A shadowy office in Kabul houses the Taliban contracts officer, who examines proposals and negotiates with organizational hierarchies for a percentage. He will not speak to, or even meet with, a journalist, but sources who have spoken with him and who have seen documents say that the process is quite professional.

The manager of an Afghan firm with lucrative construction contracts with the U.S. government builds in a minimum of 20 percent for the Taliban in his cost estimates. The manager, who will not speak openly, has told friends privately that he makes in the neighborhood of $1 million per month. Out of this, $200,000 is siphoned off for the insurgents.

If negotiations fall through, the project will come to harm — road workers may be attacked or killed, bridges may be blown up, engineers may be assassinated.

The degree of cooperation and coordination between the Taliban and aid workers is surprising, and would most likely make funders extremely uncomfortable.

One Afghan contractor, speaking privately, told friends of one project he was overseeing in the volatile south. The province cannot be mentioned, nor the particular project.

“I was building a bridge,” he said, one evening over drinks. “The local Taliban commander called and said ‘don’t build a bridge there, we’ll have to blow it up.’ I asked him to let me finish the bridge, collect the money — then they could blow it up whenever they wanted. We agreed, and I completed my project.”

In the south, no contract can be implemented without the Taliban taking a cut, sometimes at various steps along the way.

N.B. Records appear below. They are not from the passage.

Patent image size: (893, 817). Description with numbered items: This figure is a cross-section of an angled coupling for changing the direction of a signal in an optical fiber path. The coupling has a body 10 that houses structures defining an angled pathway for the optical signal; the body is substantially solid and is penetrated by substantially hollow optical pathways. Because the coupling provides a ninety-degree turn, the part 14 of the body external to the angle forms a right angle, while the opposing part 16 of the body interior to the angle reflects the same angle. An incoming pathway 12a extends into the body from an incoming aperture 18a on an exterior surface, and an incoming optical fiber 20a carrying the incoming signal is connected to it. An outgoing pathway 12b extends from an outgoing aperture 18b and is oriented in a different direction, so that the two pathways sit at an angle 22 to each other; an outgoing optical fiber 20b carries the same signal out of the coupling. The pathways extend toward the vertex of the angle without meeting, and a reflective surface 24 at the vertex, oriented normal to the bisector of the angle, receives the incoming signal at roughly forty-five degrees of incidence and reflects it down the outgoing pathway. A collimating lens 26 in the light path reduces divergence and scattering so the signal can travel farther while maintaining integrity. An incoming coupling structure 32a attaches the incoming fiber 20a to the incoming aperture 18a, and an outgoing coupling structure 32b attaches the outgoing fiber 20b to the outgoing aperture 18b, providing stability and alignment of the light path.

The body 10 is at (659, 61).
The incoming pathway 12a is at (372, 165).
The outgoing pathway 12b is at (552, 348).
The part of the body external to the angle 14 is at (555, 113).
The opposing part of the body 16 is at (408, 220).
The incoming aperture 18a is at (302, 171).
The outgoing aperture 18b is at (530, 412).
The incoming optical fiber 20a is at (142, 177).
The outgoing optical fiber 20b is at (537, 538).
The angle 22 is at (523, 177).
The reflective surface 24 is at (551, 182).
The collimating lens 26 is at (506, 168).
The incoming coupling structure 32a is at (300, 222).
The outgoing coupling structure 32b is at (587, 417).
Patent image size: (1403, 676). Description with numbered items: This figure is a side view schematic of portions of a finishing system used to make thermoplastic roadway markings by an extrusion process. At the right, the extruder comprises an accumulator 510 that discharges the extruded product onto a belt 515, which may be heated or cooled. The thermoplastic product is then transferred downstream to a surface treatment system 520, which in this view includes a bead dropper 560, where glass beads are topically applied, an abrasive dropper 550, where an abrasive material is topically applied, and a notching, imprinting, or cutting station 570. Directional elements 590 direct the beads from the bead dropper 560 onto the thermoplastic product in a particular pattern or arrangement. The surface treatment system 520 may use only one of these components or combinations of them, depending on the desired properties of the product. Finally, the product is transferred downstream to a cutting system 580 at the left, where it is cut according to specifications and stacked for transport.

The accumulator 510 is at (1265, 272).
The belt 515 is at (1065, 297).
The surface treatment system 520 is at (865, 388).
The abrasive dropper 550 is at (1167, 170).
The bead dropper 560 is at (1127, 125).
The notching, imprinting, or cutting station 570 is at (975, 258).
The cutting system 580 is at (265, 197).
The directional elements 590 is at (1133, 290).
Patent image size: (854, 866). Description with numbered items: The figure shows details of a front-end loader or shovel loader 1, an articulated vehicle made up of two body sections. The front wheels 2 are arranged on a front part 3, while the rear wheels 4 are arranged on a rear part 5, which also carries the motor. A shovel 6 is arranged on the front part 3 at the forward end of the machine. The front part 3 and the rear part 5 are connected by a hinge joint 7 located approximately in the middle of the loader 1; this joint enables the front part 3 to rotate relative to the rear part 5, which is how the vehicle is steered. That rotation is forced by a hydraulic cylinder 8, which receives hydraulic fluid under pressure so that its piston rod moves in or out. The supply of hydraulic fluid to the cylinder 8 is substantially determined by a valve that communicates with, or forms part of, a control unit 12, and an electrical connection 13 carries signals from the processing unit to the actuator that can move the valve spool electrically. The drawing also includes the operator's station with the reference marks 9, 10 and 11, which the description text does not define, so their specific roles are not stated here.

One contractor in the southern province of Helmand was negotiating with a local supplier for a large shipment of pipes. The pipes had to be brought in from Pakistan, so the supplier tacked on about 30 percent extra for the Taliban, to ensure that the pipes reached Lashkar Gah safely.

Once the pipes were given over to the contractor, he had to negotiate with the Taliban again to get the pipes out to the project site. This was added to the transportation costs.

“We assume that our people are paying off the Taliban,” said the foreign contractor in charge of the project.

In Farah province, local officials report that the Taliban are taking up to 40 percent of the money coming in for the National Solidarity Program, one of the country’s most successful community reconstruction projects, which has dispensed hundreds of millions of dollars throughout the country over the past six years.

Many Afghans see little wrong in the militants getting their fair share of foreign assistance.

“This is international money,” said one young Kabul resident. “They are not taking it from the people, they are taking it from their enemy.”

But in areas under Taliban control, the insurgents are extorting funds from the people as well.

In war-ravaged Helmand, where much of the province has been under Taliban control for the past two years, residents grumble about the tariffs.

“It’s a disaster,” said a 50-year-old resident of Marja district. “We have to give them two kilos of poppy paste per jerib during the harvest; then we have to give them ushr (an Islamic tax, amounting to one-tenth of the harvest) from our wheat. Then they insisted on zakat (an Islamic tithe). Now they have come up with something else: 12,000 Pakistani rupee (approximately $150) per household. And they won’t take even one rupee less.”

It all adds up, of course. But all things are relative: if the Taliban are able to raise and spend say $1 billion per year — the outside limit of what anyone has been able to predict — that accounts for what the United States is now spending on 10 days of the war to defeat them.